Marie-Thérèse Fortin : Choix multiple
Scène

Marie-Thérèse Fortin : Choix multiple

Le théâtre était certainement l’un des champs artistiques de prédilection du brillant touche-à-tout. Entretien avec MARIE-THÉRÈSE FORTIN, qui travaille actuellement à la mise en scène de L’Aigle à deux têtes.

Que signifie aujourd’hui l’œuvre théâtrale de Cocteau? Encore faudrait-il en cerner une sphère précise. L’homme qui a touché au jeu, à la mise en scène, à la création de décors et de costumes, au mouvement et même à la critique démontre ici encore sa pluralité. Que dire alors de sa dramaturgie…

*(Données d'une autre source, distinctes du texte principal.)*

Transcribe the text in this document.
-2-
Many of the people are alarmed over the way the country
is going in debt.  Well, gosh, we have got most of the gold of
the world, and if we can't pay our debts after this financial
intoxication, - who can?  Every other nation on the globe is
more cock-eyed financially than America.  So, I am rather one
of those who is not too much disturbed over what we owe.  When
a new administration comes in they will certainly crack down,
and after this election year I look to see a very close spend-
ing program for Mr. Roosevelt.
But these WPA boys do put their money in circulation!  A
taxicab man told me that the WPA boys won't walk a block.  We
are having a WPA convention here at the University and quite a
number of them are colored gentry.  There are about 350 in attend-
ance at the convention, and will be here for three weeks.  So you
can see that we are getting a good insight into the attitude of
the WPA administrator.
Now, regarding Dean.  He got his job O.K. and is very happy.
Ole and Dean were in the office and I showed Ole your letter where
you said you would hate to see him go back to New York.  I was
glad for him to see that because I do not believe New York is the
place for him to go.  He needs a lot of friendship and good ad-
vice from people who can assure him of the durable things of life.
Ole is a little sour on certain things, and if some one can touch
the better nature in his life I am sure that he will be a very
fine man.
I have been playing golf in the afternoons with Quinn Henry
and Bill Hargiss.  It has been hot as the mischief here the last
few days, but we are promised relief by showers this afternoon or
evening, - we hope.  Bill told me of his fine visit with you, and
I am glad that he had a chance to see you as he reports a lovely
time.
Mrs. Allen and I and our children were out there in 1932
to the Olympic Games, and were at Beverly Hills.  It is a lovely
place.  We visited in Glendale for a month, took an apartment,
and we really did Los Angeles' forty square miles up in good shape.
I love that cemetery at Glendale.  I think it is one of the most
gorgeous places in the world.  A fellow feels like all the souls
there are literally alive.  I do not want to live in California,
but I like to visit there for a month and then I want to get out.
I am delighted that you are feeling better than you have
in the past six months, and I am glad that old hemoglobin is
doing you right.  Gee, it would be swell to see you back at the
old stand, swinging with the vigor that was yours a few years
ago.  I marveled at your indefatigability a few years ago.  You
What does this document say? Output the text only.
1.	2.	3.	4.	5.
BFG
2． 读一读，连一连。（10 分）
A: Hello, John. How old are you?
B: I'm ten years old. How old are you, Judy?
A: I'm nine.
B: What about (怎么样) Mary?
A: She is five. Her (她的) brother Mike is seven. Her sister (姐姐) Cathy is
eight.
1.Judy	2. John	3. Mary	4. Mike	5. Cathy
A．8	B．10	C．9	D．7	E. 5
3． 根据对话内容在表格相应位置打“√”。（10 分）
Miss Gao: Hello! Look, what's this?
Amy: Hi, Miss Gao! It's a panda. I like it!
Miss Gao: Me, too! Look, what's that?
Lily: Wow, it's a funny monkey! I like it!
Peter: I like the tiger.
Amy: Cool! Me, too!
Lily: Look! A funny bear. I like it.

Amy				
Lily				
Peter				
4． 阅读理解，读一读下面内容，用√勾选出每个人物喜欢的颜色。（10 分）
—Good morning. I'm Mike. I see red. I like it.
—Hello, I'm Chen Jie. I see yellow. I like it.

"Malgré les différents genres dramatiques explorés par Cocteau, il y a des thèmes récurrents, soutient Marie-Thérèse Fortin, qui mettra en scène la pièce L’Aigle à deux têtes l’année prochaine à La Bordée, à Québec, puis au Théâtre Denise-Pelletier, à Montréal. "On y retrouve souvent une fascination pour la mort et aussi pour les mythes. Cocteau était fasciné par l’être humain magnifié, au-delà de la réalité. Il était séduit par les acteurs, il aimait les voir comme des monstres sacrés du théâtre."

Considérant son théâtre comme de la poésie, Cocteau accumula néanmoins les collaborations théâtrales avec Ludmilla et Georges Pitoëff, Jean-Paul Sartre, Christian Bérard et bien sûr avec l’acteur Jean Marais. "Cocteau était un mondain, il tendait naturellement vers toutes sortes de formes qui lui permettaient de briller, explique Marie-Thérèse Fortin. Il était un homme très ambivalent mais toujours à la recherche de la fine pointe de la modernité. On le voit à son copinage avec les surréalistes ou encore avec Picasso (qui fut le concepteur des costumes de la pièce Parade en 1917)."

Or, si l’homme voyait le théâtre comme un moyen de traduire les expériences nouvelles, sa dramaturgie semble étrangement peu novatrice. "C’est vrai, convient Marie-Thérèse Fortin. Son théâtre n’a pas l’impact de ses autres formes. Je crois que c’est explicable par le fait qu’il écrivait sur des commandes d’acteurs et voulait leur faire plaisir. Or, le théâtre doit être un art critique sinon il devient rapidement complaisant. Je crois que Cocteau aimait peut-être trop les acteurs…"

Alors pourquoi choisir de monter un texte de Cocteau aujourd’hui? "Parce que sa parole poétique fonctionne, tant par sa force que par son accessibilité. Dans le cas de L’Aigle à deux têtes, il expose de façon très habile tout ce qui oppose la raison de l’État à la raison du cœur. On y retrouve aussi toute une réalité de rectitude politique, où la femme ne peut avoir accès au pouvoir que dans la mesure où elle accepte d’être contrôlée."

Mais pour la nouvelle directrice artistique du Théâtre d’Aujourd’hui, la force des pièces de Cocteau reste diluée dans une forme stylistique qui a perdu de sa pertinence. "Cocteau maniait joyeusement les jeux d’esprit ou faisait des pirouettes pour la galerie. Pour ma part, je crois qu’il faut éliminer tout ce côté clinquant de son écriture parce que celle-ci ne résisterait pas à l’urgence à laquelle nous sommes habitués de nos jours, ajoute-t-elle avec un sourire complice. Faut-il s’en inquiéter? Je ne sais pas. Je prends le pari de privilégier la tension dramatique. Là où réside à mon sens tout l’intérêt de son théâtre."